Rio Ruiz - August 2012
Photo by Jayne Hansen
The embedded chart shows third basemen in the organization ranked from high to low in terms of OPS. I have noted their current age, the last level at which they played and, if they spent significant time at multiple positions, that information is included as well. I am including Brandon Laird's 2012 minor league numbers since he was removed from the 40-man roster and will likely start the season at AAA in 2013.
With the arrival of Matt Dominguez in the Carlos Lee trade last season, some of the pressure has been taken off in shoring up a position which I would argue is still the worst in the Astros system in terms of depth. The acquisitions of Bobby Borchering and Brandon Laird also helped give the Astros some breathing room at the top of the system. Borchering is still a work in progress since he struggled in his promotion to AA this season and in the Arizona Fall League this past fall, but at only 22, he has time.
Matt Duffy leads the list out of all the third basemen in OPS. As I had hoped, he turned some of his doubles power from 2011 into home run power in 2012. He's just been an all-around solid hitter since being drafted in 2011. Despite a fairly average walk rate, he has kept his OBP high in an unconventional way -- he was hit by pitches 41 times in 2012. If Duffy can keep hitting and showing that power stroke, he should be able to move quickly through the ranks, but he will have to keep proving that he can handle the position defensively.
I'll be honest. I'm not sure what to make of Jonathan Meyer. He is considered a good defender, but in his second year with Lancaster, his power numbers declined slightly and he drew significantly fewer walks. Meyer only recently turned 22 so he is definitely still young enough to make some adjustments and get to the next level developmentally, but I think 2013 will be crucial for him.
Andy Simunic is a symbol of the third base depth problem. Simunic did a terrific job in giving the Astros an option in playing third base for them and he defended at that position very capably, but he really doesn't profile as a third baseman. He profiles as the middle infielder he was drafted as. He had a very good season with Corpus, but he doesn't bring the power expected from a corner infielder.
Another symbol of the depth problem is Darwin Rivera. He had a great season with the bat for the GCL, but it was a step backward for him as he played at Greeneville the prior season and did not do well. If he shows he can hit more advanced pitching, there may be hope for him as a DH, but his poor fielding at third base to date makes it unlikely that he will stick at that position.

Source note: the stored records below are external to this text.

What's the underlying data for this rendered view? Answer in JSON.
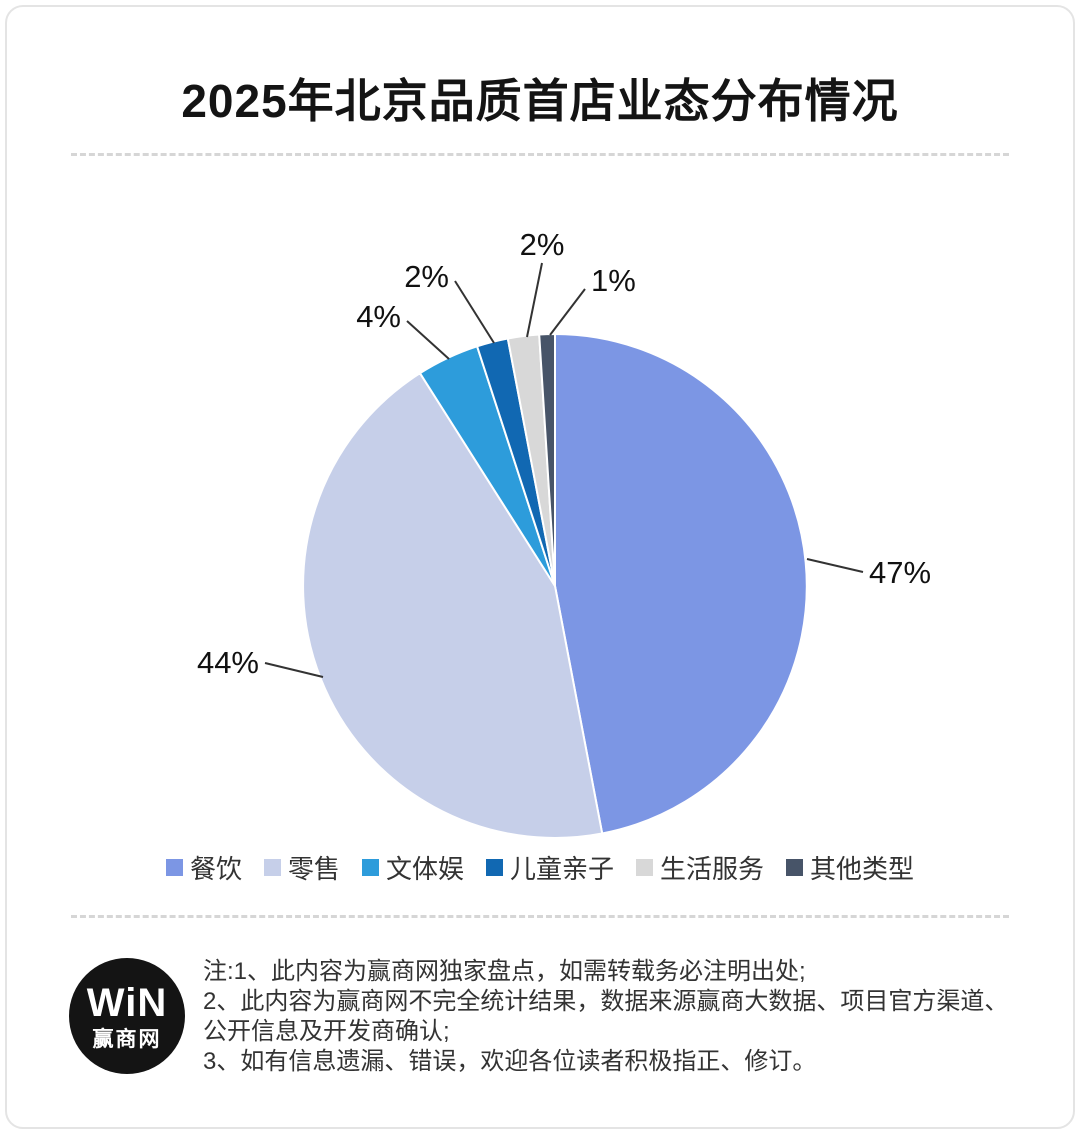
{
  "header": {
    "title": "2025年北京品质首店业态分布情况"
  },
  "chart_data": {
    "type": "pie",
    "title": "2025年北京品质首店业态分布情况",
    "direction": "clockwise",
    "start_angle_deg": 0,
    "legend_position": "bottom",
    "slices": [
      {
        "label": "餐饮",
        "value": 47,
        "display": "47%",
        "color": "#7C96E4"
      },
      {
        "label": "零售",
        "value": 44,
        "display": "44%",
        "color": "#C6CFE9"
      },
      {
        "label": "文体娱",
        "value": 4,
        "display": "4%",
        "color": "#2D9CDB"
      },
      {
        "label": "儿童亲子",
        "value": 2,
        "display": "2%",
        "color": "#1168B2"
      },
      {
        "label": "生活服务",
        "value": 2,
        "display": "2%",
        "color": "#D8D8D8"
      },
      {
        "label": "其他类型",
        "value": 1,
        "display": "1%",
        "color": "#475468"
      }
    ]
  },
  "footer": {
    "logo": {
      "brand": "WiN",
      "brand_cn": "赢商网"
    },
    "notes": [
      "注:1、此内容为赢商网独家盘点，如需转载务必注明出处;",
      "2、此内容为赢商网不完全统计结果，数据来源赢商大数据、项目官方渠道、",
      "公开信息及开发商确认;",
      "3、如有信息遗漏、错误，欢迎各位读者积极指正、修订。"
    ]
  }
}
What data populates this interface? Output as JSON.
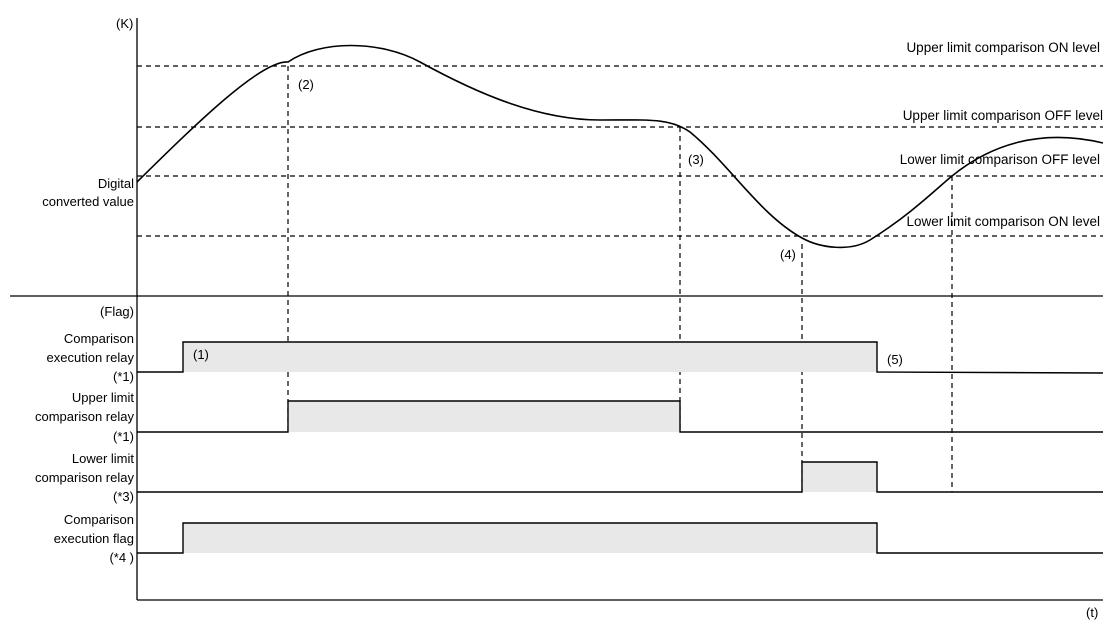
{
  "axes": {
    "y_unit": "(K)",
    "x_unit": "(t)",
    "flag_label": "(Flag)"
  },
  "value_label": [
    "Digital",
    "converted value"
  ],
  "levels": {
    "upper_on": "Upper limit comparison ON level",
    "upper_off": "Upper limit comparison OFF level",
    "lower_off": "Lower limit comparison OFF level",
    "lower_on": "Lower limit comparison ON level"
  },
  "markers": [
    "(1)",
    "(2)",
    "(3)",
    "(4)",
    "(5)"
  ],
  "signals": [
    {
      "name": "comparison-execution-relay",
      "lines": [
        "Comparison",
        "execution relay",
        "(*1)"
      ]
    },
    {
      "name": "upper-limit-comparison-relay",
      "lines": [
        "Upper limit",
        "comparison relay",
        "(*1)"
      ]
    },
    {
      "name": "lower-limit-comparison-relay",
      "lines": [
        "Lower limit",
        "comparison relay",
        "(*3)"
      ]
    },
    {
      "name": "comparison-execution-flag",
      "lines": [
        "Comparison",
        "execution flag",
        "(*4 )"
      ]
    }
  ]
}
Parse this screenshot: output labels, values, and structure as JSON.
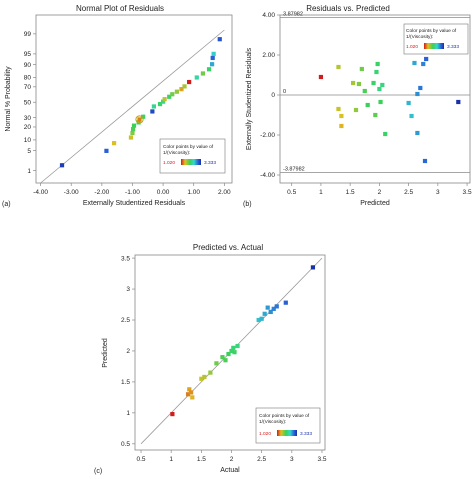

Which brings me to Rio Ruiz, the Astros fourth round draft pick from 2012. In my opinion, Ruiz is the real deal. He will be a good defender, a great hitter and a natural leader. He won't turn 19 until May, but I think he will move very rapidly through the system.
As a final note, there are players who did not play extensively (if at all) at third base in the 2012 season who may see some time at third base if the need arises, particularly 1B/DH Erik Castro and 2B John Hinson.